A adesão à renegociação de dívidas da graduação deve ser firmada diretamente com a instituição financeira responsável pelo contrato do Fies: o Banco do Brasil ou a Caixa, por meio de seus canais digitais.

As condições de renegociação de dívidas variam de acordo com a situação de cada contrato. 

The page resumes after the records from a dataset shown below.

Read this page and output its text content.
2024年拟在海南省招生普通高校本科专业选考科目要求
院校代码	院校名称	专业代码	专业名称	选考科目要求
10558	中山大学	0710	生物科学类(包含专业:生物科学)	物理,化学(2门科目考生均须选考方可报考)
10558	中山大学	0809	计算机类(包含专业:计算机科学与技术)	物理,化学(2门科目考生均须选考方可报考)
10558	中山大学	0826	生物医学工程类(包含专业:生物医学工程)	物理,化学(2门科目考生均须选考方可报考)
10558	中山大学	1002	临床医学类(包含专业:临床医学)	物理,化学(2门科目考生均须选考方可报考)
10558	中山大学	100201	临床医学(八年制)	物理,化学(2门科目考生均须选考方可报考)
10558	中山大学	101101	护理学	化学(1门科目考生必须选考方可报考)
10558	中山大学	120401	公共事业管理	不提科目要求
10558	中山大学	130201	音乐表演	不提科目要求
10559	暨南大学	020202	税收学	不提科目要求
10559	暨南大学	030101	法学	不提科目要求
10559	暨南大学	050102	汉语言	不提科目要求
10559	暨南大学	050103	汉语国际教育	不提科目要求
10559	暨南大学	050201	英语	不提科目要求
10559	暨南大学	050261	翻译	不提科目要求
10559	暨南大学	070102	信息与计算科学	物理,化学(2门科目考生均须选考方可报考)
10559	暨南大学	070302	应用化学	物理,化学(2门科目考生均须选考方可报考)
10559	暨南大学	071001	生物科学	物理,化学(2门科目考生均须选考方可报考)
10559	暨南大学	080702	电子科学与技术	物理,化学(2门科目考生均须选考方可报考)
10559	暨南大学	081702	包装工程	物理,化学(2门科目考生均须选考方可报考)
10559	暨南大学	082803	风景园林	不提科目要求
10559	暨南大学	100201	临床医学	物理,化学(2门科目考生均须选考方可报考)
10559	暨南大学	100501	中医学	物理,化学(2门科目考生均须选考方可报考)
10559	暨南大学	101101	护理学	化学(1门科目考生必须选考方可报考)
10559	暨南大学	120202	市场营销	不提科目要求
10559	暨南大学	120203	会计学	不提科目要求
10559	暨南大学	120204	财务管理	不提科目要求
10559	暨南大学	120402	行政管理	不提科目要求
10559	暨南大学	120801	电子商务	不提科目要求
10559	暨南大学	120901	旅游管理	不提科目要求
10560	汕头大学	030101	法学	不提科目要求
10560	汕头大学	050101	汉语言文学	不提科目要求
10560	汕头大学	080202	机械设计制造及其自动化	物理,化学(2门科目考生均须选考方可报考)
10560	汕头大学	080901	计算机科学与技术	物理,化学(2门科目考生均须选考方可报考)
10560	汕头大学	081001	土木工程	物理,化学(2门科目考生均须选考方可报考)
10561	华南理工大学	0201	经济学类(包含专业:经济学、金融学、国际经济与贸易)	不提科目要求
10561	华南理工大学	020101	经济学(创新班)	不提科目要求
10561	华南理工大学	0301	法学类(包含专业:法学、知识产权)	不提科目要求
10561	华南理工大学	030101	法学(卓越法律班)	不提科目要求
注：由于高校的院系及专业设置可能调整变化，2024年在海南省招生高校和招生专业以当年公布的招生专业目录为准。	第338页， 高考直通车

O Fies oferece financiamento para quem deseja estudar em uma instituição privada de ensino superior. Após a formatura, o estudante precisa devolver o montante financiado pelo governo com juros baixos e condições facilitadas de pagamento, respeitando o limite da renda do ex-estudante.

Quem pode renegociar?

A iniciativa é voltada para estudantes com contratos do Fies firmados até 2017 que estavam na fase de amortização em 4 de maio de 2026, período em que o estudante começa a pagar o valor principal do financiamento estudantil e os juros acumulados para quitar a dívida após terminar a faculdade. A renegociação contempla contratos adimplentes e inadimplentes.

Também podem participar do Desenrola Fies 2026 os estudantes com o nome inscrito em cadastros de inadimplentes por atraso neste financiamento estudantil. Após a formalização da renegociação e o pagamento da parcela de entrada, ocorre a retirada do nome do estudante e dos fiadores desses cadastros, quando aplicável.

Não estão aptos à renegociação os estudantes que contrataram o Fies a partir de 1º de janeiro de 2018, assim como aqueles com contratos nas fases de uso do financiamento ou de carência.